Other galleries on the city's main uptown art street also report that business isn't bad but not quite as usual.

Camera Obscura

The Bonni Benrubi gallery was well attended on two different afternoons, with people eyeballing and buying camera obscura images by Abelardo Morell priced at $3,000 to $20,000.

``We have sold quite a few pieces to financial people,'' said gallery president Bonni Benrubi. ``I think the blue-chip, tried and true, established work, at least here, is doing really well.''

Emerging or unknown artists are another matter. ``There is less impulse for something that isn't established,'' Benrubi said.

Letting Phones Ring

At the Laurence Miller gallery, which specializes in modern and contemporary photography, director Laurence Miller said clients' reactions to Wall Street's woes have varied.

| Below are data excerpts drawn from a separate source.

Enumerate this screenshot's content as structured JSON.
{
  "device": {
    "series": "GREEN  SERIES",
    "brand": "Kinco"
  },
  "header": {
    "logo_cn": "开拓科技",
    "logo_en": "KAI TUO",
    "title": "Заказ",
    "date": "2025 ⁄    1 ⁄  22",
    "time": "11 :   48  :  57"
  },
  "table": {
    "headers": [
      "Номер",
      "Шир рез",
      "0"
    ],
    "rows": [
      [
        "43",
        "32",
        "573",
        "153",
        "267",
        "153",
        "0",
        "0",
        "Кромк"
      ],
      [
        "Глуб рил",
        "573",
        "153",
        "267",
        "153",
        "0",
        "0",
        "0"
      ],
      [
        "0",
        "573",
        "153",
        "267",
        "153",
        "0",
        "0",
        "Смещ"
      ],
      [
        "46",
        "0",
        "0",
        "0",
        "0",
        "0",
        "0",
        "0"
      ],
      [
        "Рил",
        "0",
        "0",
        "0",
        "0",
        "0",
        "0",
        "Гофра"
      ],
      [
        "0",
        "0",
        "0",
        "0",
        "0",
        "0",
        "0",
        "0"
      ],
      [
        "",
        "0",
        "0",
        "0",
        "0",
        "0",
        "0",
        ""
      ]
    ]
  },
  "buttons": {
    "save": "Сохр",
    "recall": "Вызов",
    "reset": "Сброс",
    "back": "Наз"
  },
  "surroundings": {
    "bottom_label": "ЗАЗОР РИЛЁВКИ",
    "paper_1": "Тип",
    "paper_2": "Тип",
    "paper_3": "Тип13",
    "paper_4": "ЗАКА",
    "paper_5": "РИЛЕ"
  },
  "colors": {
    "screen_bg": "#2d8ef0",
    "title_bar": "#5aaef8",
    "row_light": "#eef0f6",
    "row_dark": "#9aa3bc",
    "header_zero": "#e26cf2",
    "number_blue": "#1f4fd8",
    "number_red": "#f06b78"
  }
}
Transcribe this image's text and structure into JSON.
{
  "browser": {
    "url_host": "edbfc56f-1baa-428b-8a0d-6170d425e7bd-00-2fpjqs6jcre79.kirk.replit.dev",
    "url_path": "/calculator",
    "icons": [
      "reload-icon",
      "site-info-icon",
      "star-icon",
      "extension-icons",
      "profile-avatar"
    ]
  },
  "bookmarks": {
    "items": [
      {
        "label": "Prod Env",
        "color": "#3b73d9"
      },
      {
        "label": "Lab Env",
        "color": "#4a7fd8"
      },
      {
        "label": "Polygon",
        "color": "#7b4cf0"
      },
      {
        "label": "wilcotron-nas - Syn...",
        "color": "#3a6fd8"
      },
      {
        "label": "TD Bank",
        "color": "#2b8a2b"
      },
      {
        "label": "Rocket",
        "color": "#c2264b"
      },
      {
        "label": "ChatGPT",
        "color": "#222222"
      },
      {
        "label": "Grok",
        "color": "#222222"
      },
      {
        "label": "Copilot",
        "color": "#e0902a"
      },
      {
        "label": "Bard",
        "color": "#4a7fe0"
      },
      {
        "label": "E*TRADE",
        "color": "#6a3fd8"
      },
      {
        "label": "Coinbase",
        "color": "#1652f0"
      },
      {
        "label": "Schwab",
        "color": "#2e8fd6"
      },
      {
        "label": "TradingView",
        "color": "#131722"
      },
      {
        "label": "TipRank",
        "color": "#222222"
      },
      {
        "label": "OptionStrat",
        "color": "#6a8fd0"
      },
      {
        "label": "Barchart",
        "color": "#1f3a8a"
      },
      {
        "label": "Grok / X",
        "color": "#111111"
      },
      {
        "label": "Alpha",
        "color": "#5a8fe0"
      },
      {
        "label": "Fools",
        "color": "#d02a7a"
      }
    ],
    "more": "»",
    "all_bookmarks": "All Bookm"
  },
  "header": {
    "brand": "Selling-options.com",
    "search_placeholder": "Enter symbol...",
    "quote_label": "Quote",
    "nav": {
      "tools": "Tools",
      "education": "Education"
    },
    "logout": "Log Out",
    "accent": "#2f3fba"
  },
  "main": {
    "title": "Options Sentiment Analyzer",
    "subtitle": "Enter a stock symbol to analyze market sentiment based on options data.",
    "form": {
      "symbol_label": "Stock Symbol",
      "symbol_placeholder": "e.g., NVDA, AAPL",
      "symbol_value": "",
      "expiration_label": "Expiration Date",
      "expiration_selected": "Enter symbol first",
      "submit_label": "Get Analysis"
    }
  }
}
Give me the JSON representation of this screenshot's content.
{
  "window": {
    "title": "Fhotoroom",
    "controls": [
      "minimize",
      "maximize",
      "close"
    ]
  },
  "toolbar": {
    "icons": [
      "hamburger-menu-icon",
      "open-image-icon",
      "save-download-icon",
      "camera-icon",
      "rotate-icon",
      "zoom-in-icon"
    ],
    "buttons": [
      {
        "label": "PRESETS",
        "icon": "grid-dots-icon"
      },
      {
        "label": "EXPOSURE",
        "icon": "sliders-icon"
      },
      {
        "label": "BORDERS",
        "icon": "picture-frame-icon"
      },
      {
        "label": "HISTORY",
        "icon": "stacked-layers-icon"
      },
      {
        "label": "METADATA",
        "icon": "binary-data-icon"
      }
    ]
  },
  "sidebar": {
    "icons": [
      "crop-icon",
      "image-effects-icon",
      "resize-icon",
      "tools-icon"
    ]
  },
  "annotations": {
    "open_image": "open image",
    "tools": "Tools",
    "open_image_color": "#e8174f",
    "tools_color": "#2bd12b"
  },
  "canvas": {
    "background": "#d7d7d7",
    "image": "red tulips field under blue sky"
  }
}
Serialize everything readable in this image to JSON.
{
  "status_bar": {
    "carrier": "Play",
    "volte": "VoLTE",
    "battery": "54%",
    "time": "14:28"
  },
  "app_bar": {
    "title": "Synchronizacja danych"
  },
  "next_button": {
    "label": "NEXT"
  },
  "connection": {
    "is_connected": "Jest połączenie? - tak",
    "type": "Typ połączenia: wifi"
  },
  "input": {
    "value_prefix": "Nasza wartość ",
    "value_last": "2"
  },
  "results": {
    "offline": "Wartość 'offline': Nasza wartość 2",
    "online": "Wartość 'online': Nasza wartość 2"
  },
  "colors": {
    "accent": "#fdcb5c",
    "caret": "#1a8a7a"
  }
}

``We are dealing with a few collectors who are in the highest level of economics and wealth in the country and it doesn't affect them,'' Miller said. He noted, though, that ``clients who are money managers are not answering their phones.''

A survivor of three recessions, Miller said, ``Interestingly, each time, as people scale back, they scale back into photography.''

The gallery currently is showing (through Oct. 25) workaday portraits by documentary photographer Bruce Wrighton, who captured 1950s people, cars and church and tavern interiors in upstate New York. They are priced from $2,000 to $12,000, and Miller said they are selling.

``The smaller, vintage prints are doing well,'' Miller said. The Getty acquired six and the Margolis collection in Miami bought 12.

Retrenching

At the Alexandre gallery, market fluctuations ``haven't affected us at all yet,'' commented owner Philippe Alexandre. He added, though, that ``everything going on now has been in the works for a few months.''

He has made one cautious move by postponing exhibitions of individual artists for the next four to six months because the marketing costs are higher than for shows involving several artists. ``It will be group shows from here on out,'' Alexandre said. He also will concentrate on his secondary market, which includes high-quality U.S. painters of the 1920s to 1940s.

New paintings by Gregory Amenoff are moving more slowly than the artist's last show, which sold out, said Alexandre. Prices range from $2,800 to $22,000.

The Long View

Jane Kallir, co-director of the Galerie St. Etienne, is braced for clients to cut back on their buying. Her family founded the gallery at the end of the Great Depression, and Kallir sounds as if she's as comfortable on Wall Street as on 57th.

``The art market is always what they call a lagging indicator,'' Kallir said. ``It doesn't respond quickly, and that is true in bad times and as well as in good times.''

In the galley's current exhibition, artist Sue Coe depicts the plight of the elephant in paintings that range from $20,000 to $25,000 and drawings from $3,500 to $20,000.

``We already sold two works before the show opened and we have been getting a lot of calls,'' Kallir said. ``I don't see any change.''

Kallir expects some people will cut back, and she's generally less optimistic about contemporary art. ``It's been, shall we say, very `bubbly' for quite a while,'' she said. ``I would expect contemporary work to be more severely hit than older material.''

She also anticipates an upside. ``There are people who, when the dust clears, are going to be saying: `Where can I put my money?' The stock market is dicey, interest rates are low,'' Kallir said. ``So there could also be a flight to quality, which would sustain the market -- at least the secondary market.''

``There is always an upside to things,'' said Warren at the Mary Boone gallery. ``If artists are not able to sell things so readily, they will think less about making work for the market and will ask themselves what they really want to express.''

(Michael Killeen is an art critic for Bloomberg News. The opinions expressed are his own.)